Os martelinhos de São João foram criados no ano de 1963 pelo industrial Manuel António Boaventura, da Fábrica Estrela do Paraíso, em Rio Tinto, Gondomar, nos arredores da cidade do Porto. O objetivo inicial era apenas criar mais um brinquedo para adicionar à gama de que a fábrica dispunha, refere Manuel Marinho, neto do industrial e que até 2012 conseguiu aguentar a unidade fabril. «O meu avô tirou a ideia a partir de um saleiro/pimenteiro que viu numa das suas viagens ao estrangeiro, porque o conjunto de sal e de pimenta tinha o aspeto de um fole, ao qual adicionou um apito e um cabo, mas que incorporou tudo num mesmo conjunto», diz. Foi então Manuel António Boaventura o responsável pela «forma de um martelo» o que se perpetuou.

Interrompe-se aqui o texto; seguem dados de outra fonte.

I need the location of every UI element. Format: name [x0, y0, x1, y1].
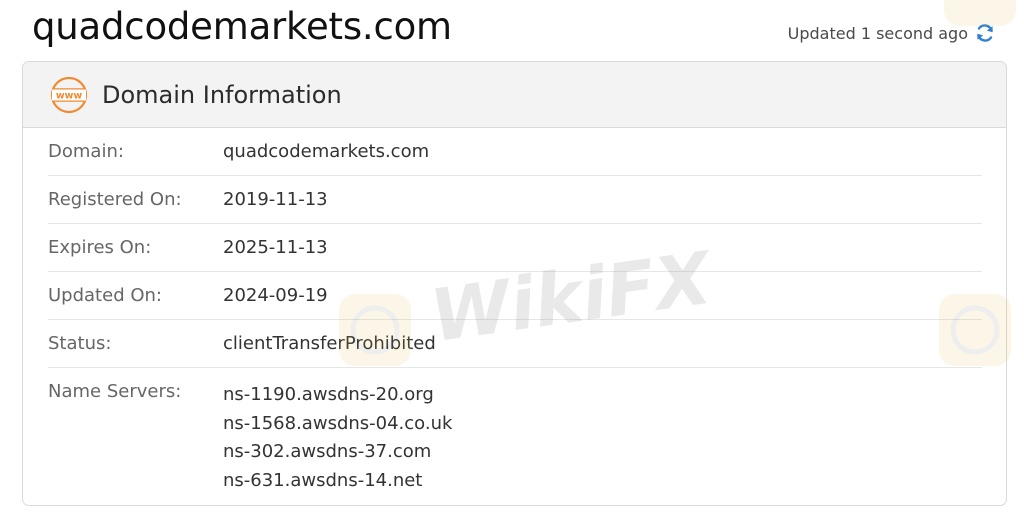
row-value: 2024-09-19: [223, 285, 328, 306]
card-title: Domain Information: [102, 80, 342, 109]
info-rows: Domain: quadcodemarkets.com Registered O…: [23, 128, 1006, 495]
row-value: clientTransferProhibited: [223, 333, 436, 354]
info-row-registered: Registered On: 2019-11-13: [48, 176, 982, 224]
name-server-item: ns-1190.awsdns-20.org: [223, 384, 434, 405]
row-label: Updated On:: [48, 285, 162, 306]
card-header: www Domain Information: [23, 62, 1006, 128]
row-value: 2019-11-13: [223, 189, 328, 210]
row-value: 2025-11-13: [223, 237, 328, 258]
page-title: quadcodemarkets.com: [32, 5, 452, 48]
info-row-status: Status: clientTransferProhibited: [48, 320, 982, 368]
row-label: Domain:: [48, 141, 124, 162]
row-value: quadcodemarkets.com: [223, 141, 430, 162]
refresh-icon[interactable]: [974, 22, 996, 44]
info-row-updated: Updated On: 2024-09-19: [48, 272, 982, 320]
www-icon: www: [49, 75, 89, 115]
name-server-list: ns-1190.awsdns-20.org ns-1568.awsdns-04.…: [223, 368, 452, 495]
updated-text: Updated 1 second ago: [787, 23, 968, 43]
name-server-item: ns-631.awsdns-14.net: [223, 469, 423, 491]
name-server-item: ns-1568.awsdns-04.co.uk: [223, 412, 453, 434]
domain-info-card: www Domain Information Domain: quadcodem…: [22, 61, 1007, 506]
info-row-expires: Expires On: 2025-11-13: [48, 224, 982, 272]
page: quadcodemarkets.com Updated 1 second ago…: [0, 0, 1024, 519]
row-label: Name Servers:: [48, 381, 182, 402]
row-label: Expires On:: [48, 237, 152, 258]
update-status: Updated 1 second ago: [788, 22, 996, 44]
row-label: Registered On:: [48, 189, 182, 210]
row-label: Status:: [48, 333, 112, 354]
info-row-name-servers: Name Servers: ns-1190.awsdns-20.org ns-1…: [48, 368, 982, 495]
info-row-domain: Domain: quadcodemarkets.com: [48, 128, 982, 176]
svg-text:www: www: [56, 90, 83, 101]
name-server-item: ns-302.awsdns-37.com: [223, 441, 432, 462]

Por coincidência, nesse mesmo ano, em 1963, um grupo de estudantes universitários do Porto, dirigiu-se à fábrica com um pedido inusitado. «Abordaram o meu avô com o intuito de lhes ser oferecido para a Queima das Fitas um brinquedo que fosse ruidoso», continua. E foi então que industrial sugeriu aquilo de que de mais ruidoso tinha: os martelinhos de plástico. «Foi um sucesso, com os estudantes a darem todo o dia ‘marteladas’ uns nos outros, tendo logo os comerciantes das lojas citadinas do Porto encomendado martelinhos para as Festas de São João a realizar poucas semanas depois»
Ainda segundo Manuel Marinho, que depois da falência da fábrica do avô refez a sua vida no Brasil, «nesse ano o stock era pouco, mas no ano seguinte os martelos já foram vendidos em grande força para as festividades sanjoaninas». E, ao mesmo tempo, foram sendo oferecidos a crianças do Porto, por Manuel António Boaventura, já conhecido pela sua generosidade.
Porto impôs vontade popular Foi assim que o martelinho entrou nas Festas do São João. «Aceite incondicionalmente» pelo povo, a venda fez-se normalmente durante meia dúzia de anos, até que, um dia, «quer o vereador da Cultura da Câmara Municipal do Porto, quer o presidente daquela autarquia, entenderam que este brinquedo iria contra as tradições sanjoaninas, decidindo fazer uma queixa ao Governador Civil do Porto, Vasconcelos Porto, queixa esta que foi aceite». O representante do Governo notificou então Manuel António Boaventura que, no ano seguinte, se viu «proibido de vender os martelos para as Festas de São João». «E quem fosse apanhado com martelos na noite de São João seria multado em 70 escudos», salienta Manuel Marinho, evidenciando que, «nessa época, o ordenado médio era de 30 escudos».
Fazendo jus às suas matrizes liberais, de antes quebrar que torcer, «o povo do Porto não acatou esta decisão, continuou a utilizar os martelos de plástico para os seus festejos».
Entretanto, Manuel António Boaventura, «sentindo-se lesado e injustiçado nesta decisão» administrativa e unilateral do Governo Civil do Porto, teve a coragem de recorrer logo ao Tribunal, perdendo a questão na primeira instância, depois na Relação do Porto, acabando a ganhar a causa no Supremo Tribunal de Justiça, proporcionando grande alegria popular.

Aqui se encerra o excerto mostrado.